Ce gros livre (368 pages, grand format – similaire à celui des « Cahiers de l'Herne ») ressortit au genre des « Mélanges », que le Trésor de la langue française définit comme « un ouvrage composé d'articles réunis et dédiés à un maître par ses amis, ses collaborateurs, ses disciples, en hommage à ce maître et portant sur la discipline dans laquelle il s'est distingué ». Il y a là en effet, sinon des collaborateurs de Matzneff, quelques-uns de ses amis, de ses disciples, de ses lecteurs, certains universitaires, d'autres écrivains, tous talentueux. De même, l'hommage est permanent, rendu aussi bien à Gabriel qu'à la discipline dans laquelle il se distingue aujourd'hui comme hier : la littérature, que chacun de nos petits travaux entend fêter, dans cet esprit de plaisir qui anime, par définition, tout matznévien. Tel était du moins le but, que je crois atteint.

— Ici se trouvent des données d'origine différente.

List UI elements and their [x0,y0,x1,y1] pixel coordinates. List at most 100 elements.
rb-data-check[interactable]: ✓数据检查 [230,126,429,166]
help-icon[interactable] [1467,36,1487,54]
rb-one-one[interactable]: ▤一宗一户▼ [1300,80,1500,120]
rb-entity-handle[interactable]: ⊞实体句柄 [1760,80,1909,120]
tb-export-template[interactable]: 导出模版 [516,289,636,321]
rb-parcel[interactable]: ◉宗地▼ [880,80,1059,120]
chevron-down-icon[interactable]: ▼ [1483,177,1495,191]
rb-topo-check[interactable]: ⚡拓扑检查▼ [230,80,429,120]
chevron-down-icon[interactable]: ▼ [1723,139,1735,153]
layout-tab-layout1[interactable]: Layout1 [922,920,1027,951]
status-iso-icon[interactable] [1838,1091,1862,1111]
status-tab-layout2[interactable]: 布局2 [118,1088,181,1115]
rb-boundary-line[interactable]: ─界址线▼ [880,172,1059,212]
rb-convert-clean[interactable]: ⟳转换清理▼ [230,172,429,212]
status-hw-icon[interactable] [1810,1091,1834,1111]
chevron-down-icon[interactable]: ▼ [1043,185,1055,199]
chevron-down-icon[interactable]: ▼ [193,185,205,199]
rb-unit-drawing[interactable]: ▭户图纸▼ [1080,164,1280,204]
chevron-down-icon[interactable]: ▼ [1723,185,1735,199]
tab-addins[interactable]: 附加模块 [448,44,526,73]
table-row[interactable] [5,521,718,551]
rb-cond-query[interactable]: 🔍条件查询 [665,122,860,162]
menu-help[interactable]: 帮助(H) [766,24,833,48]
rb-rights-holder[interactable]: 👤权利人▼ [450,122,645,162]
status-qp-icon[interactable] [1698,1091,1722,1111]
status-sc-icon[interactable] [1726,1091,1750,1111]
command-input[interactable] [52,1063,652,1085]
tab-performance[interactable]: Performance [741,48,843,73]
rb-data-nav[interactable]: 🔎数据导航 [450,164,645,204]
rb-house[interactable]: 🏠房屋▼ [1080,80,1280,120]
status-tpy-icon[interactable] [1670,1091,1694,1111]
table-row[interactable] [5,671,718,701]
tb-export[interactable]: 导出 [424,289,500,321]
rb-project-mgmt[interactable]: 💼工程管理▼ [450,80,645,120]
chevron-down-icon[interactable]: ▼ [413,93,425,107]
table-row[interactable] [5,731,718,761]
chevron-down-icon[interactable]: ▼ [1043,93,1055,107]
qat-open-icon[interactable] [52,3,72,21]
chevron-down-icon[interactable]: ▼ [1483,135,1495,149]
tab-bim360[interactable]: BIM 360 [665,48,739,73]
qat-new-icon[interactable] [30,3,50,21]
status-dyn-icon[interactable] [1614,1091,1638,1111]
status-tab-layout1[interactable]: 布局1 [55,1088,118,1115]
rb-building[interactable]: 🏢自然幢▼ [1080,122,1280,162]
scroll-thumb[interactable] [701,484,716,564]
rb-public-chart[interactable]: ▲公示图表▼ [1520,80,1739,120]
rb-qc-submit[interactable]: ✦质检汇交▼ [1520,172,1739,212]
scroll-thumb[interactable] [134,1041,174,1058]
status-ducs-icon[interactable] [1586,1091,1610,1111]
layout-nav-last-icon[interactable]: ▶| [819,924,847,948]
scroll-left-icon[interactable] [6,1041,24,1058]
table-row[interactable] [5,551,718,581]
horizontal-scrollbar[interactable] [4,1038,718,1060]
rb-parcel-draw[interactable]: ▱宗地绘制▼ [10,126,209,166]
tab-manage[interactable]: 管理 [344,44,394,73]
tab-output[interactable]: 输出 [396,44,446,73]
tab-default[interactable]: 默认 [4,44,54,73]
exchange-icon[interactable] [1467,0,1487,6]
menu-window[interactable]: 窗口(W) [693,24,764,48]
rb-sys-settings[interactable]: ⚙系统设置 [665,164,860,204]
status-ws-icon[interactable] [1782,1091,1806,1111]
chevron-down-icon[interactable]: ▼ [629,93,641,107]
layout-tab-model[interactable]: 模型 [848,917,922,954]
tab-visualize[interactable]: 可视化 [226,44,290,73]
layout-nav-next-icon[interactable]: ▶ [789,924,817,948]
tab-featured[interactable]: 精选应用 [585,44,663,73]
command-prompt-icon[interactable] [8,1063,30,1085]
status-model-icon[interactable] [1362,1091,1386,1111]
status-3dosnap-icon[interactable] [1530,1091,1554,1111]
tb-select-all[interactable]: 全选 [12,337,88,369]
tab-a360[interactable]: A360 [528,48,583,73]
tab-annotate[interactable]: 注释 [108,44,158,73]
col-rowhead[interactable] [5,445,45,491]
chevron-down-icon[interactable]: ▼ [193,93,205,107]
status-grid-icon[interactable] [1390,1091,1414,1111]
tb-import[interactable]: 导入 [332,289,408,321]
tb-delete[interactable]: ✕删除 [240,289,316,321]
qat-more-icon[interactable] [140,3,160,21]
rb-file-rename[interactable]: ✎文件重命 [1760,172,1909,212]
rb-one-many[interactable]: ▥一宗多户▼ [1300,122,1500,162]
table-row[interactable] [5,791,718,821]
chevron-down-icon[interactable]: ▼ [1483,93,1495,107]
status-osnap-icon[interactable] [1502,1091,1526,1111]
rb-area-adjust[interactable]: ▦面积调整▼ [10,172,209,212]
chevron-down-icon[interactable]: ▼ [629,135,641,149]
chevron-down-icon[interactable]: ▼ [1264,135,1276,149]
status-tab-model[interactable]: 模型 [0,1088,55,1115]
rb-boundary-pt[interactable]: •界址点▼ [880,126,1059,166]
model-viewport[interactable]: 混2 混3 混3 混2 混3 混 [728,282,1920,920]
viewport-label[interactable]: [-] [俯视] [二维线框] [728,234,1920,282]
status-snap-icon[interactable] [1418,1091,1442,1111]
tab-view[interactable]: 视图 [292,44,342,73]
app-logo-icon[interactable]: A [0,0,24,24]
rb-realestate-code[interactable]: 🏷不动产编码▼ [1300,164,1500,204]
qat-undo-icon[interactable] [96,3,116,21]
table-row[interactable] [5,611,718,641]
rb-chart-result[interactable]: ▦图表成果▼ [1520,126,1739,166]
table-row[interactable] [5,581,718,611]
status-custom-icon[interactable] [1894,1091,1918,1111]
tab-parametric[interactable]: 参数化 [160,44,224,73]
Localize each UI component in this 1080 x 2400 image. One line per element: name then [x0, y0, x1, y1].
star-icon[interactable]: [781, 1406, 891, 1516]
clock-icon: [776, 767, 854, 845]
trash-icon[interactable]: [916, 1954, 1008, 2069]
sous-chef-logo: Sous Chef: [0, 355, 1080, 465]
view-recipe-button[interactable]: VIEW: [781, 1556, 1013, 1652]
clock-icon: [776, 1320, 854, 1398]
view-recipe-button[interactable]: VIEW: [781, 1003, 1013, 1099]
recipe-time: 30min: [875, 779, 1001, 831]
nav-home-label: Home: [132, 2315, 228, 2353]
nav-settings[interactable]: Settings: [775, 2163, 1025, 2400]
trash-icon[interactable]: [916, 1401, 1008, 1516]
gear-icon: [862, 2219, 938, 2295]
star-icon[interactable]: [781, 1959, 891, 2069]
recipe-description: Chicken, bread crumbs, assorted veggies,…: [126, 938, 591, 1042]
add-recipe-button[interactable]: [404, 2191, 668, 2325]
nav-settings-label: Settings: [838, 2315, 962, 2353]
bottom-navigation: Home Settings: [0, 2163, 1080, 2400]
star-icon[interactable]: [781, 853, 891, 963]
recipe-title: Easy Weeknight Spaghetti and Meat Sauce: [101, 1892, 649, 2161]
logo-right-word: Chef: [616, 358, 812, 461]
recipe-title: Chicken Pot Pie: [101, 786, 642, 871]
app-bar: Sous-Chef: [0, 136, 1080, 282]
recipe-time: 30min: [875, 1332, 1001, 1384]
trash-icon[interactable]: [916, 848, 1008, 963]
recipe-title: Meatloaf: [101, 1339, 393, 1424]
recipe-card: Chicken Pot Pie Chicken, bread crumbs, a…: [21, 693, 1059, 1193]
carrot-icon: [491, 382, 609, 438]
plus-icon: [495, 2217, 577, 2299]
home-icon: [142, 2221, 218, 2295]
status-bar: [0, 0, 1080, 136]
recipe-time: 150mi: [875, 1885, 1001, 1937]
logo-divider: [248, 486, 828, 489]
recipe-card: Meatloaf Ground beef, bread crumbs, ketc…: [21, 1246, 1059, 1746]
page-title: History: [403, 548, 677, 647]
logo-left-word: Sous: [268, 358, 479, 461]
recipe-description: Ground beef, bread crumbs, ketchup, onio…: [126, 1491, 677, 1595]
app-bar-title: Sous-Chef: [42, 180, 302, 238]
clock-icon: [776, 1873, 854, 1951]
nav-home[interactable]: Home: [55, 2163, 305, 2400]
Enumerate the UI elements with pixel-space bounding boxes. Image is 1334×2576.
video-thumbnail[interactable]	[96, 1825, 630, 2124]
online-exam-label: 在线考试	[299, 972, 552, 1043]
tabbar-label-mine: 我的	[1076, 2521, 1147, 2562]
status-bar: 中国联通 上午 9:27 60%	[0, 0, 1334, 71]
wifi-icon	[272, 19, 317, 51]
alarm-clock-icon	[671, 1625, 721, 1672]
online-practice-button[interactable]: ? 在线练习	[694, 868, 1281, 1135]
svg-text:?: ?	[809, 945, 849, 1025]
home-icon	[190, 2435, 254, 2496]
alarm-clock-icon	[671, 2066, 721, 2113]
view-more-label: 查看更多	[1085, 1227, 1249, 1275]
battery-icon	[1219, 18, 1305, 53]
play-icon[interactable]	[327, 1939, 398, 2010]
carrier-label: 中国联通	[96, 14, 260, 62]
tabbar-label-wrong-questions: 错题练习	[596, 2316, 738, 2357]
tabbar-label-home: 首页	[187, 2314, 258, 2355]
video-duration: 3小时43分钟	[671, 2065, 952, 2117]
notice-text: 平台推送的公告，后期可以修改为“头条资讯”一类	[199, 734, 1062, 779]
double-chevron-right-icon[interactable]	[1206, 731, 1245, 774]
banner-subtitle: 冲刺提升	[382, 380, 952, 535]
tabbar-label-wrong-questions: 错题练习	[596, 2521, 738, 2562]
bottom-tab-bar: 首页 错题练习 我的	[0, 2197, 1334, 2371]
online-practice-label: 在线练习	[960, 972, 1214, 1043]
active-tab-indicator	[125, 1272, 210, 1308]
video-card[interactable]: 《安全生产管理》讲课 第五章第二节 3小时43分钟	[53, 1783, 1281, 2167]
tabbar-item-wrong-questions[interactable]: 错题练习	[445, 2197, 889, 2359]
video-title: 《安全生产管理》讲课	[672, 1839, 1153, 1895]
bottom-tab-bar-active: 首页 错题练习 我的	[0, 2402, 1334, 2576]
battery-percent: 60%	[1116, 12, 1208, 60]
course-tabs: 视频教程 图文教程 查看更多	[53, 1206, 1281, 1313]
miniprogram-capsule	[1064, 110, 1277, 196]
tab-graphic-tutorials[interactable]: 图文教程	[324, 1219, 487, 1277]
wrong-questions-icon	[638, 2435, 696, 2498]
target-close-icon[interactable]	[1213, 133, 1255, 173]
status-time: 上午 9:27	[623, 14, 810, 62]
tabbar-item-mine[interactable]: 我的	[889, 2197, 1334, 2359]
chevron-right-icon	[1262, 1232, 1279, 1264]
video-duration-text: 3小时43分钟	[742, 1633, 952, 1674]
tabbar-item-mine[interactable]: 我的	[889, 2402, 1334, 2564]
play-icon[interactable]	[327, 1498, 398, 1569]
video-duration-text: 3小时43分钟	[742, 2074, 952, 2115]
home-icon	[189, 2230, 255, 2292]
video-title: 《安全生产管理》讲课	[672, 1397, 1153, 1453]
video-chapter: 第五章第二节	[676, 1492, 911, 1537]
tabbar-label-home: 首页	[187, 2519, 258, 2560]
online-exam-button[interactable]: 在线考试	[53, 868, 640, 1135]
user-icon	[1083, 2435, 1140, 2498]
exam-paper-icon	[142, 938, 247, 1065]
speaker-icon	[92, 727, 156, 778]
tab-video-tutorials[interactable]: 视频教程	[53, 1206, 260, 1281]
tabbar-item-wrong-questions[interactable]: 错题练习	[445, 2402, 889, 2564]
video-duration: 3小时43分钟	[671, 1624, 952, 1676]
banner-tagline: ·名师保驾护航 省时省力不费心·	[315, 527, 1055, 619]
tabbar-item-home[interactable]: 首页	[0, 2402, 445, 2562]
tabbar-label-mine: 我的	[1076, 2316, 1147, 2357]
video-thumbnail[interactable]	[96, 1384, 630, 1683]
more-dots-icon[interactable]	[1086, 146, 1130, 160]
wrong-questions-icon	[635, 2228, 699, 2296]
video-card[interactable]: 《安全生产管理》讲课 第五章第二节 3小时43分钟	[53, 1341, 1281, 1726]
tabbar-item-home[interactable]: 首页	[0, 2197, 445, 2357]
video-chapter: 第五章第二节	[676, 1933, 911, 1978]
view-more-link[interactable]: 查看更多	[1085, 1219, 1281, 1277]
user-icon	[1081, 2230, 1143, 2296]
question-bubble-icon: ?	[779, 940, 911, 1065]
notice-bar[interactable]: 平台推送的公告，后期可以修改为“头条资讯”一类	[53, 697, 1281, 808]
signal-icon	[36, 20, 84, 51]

Comme l'écrit l'obscur préfacier de l'ensemble : « Les auteurs des textes que vous allez lire forment un club de privilégiés. Ils ont en commun un amour pour l’œuvre de Gabriel Matzneff, cela va de soi ; mais, plus que n’importe quels commentateurs de n’importe quelle œuvre, ils partagent l’expérience d’un plaisir qui n’a cessé de se renouveler. Vous ne trouverez pas ici de doctes salmigondis, d’esprit de sérieux ou de parades conceptuelles, vous ne serez pas entraînés dans un vol plané au milieu des nuées. Vous trouverez de l’érudition, de la rigueur, certes, mais avant toute chose, et en toute chose, la célébration de cette chance qui nous a été octroyée, de la joie profonde que nous donne la fréquentation du monde de Matzneff. »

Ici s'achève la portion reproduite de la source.